The N208Y^HOM mouse described here provides a unique opportunity to temporally control activation of the ISR in vivo, without engagement of parallel pathways, by tuning the availability of 2BAct. It provides a genetic system capable of systemic ISR activation, thus expanding the tissues in which the effect of this stress response can be studied. Further analyses at the single-cell level across various time points and across tissues will help to elucidate components of the complex transcriptional network underlying the ISR. These additional analyses may also clarify the mechanism(s) underlying cell-type specific vulnerability to the ISR.

Sex as a biological variable. Our study examined male and female animals, and similar findings are reported for both sexes.

Statistics. Prior to statistical testing, the normality of the data distribution for each group was assessed using Kolmogorov-Smirnov or Shapiro-Wilk (for smaller sample sizes) tests, with the F or Brown-Forsythe tests used to test for homoscedasticity. Student’s t test was used for comparisons between 2 groups for normally distributed data. For data with unequal variances, a Welch’s t test was used instead. One-way ANOVA with Holm-Šídák or Tukey post hoc comparisons was used for comparisons between 3 or more groups with normal distributions; otherwise, the Kruskal-Wallis test with Dunn’s post hoc comparisons was used for nonnormal distributions. P values less than 0.05 were considered significant.

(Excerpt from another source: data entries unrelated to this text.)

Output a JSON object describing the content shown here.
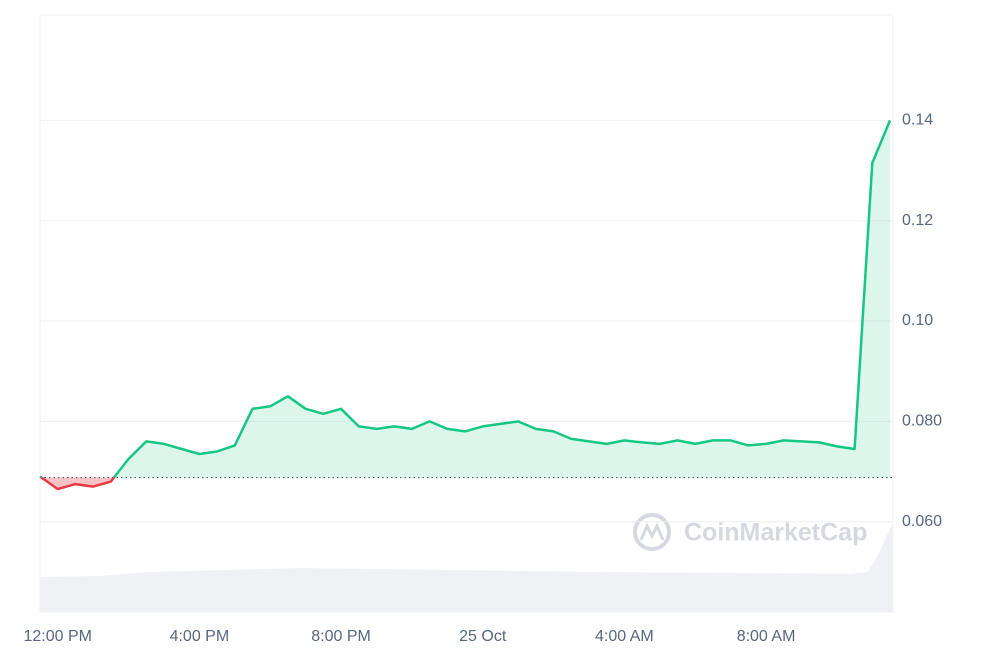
{
  "chart_data": {
    "type": "line",
    "watermark": "CoinMarketCap",
    "categories": [
      null,
      "12:00 PM",
      null,
      null,
      null,
      null,
      null,
      null,
      null,
      "4:00 PM",
      null,
      null,
      null,
      null,
      null,
      null,
      null,
      "8:00 PM",
      null,
      null,
      null,
      null,
      null,
      null,
      null,
      "25 Oct",
      null,
      null,
      null,
      null,
      null,
      null,
      null,
      "4:00 AM",
      null,
      null,
      null,
      null,
      null,
      null,
      null,
      "8:00 AM",
      null,
      null,
      null,
      null,
      null,
      null,
      null
    ],
    "series": [
      {
        "color": "#16c784",
        "below_color": "#ea3943",
        "values": [
          0.069,
          0.0665,
          0.0675,
          0.067,
          0.068,
          0.0725,
          0.076,
          0.0755,
          0.0745,
          0.0735,
          0.074,
          0.0752,
          0.0825,
          0.083,
          0.085,
          0.0825,
          0.0815,
          0.0825,
          0.079,
          0.0785,
          0.079,
          0.0785,
          0.08,
          0.0785,
          0.078,
          0.079,
          0.0795,
          0.08,
          0.0785,
          0.078,
          0.0765,
          0.076,
          0.0755,
          0.0762,
          0.0758,
          0.0755,
          0.0762,
          0.0755,
          0.0762,
          0.0762,
          0.0752,
          0.0755,
          0.0762,
          0.076,
          0.0758,
          0.075,
          0.0745,
          0.1315,
          0.14
        ]
      }
    ],
    "baseline": 0.0688,
    "ylim": [
      0.042,
      0.161
    ],
    "yticks": [
      {
        "value": 0.06,
        "label": "0.060"
      },
      {
        "value": 0.08,
        "label": "0.080"
      },
      {
        "value": 0.1,
        "label": "0.10"
      },
      0.12,
      0.14
    ],
    "grid": true
  }
}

Study approval. All animal experiments and methods in this manuscript were approved by the Institutional Animal Care and Use Committee of Calico Life Sciences, LLC. and Taconic Biosciences, Inc.

Data availability. All raw data from RNA-seq experiments are available with no restrictions in ArrayExpress (https://www.ebi.ac.uk/biostudies/arrayexpress) (E-MTAB-15246, E-MTAB-15247, E-MTAB-15273, E-MTAB-15295, E-MTAB-15300). Supplemental Methods, Figures, Tables, and Supporting data values—including all quantitative data points used in graphs—are provided in the Supplemental Materials.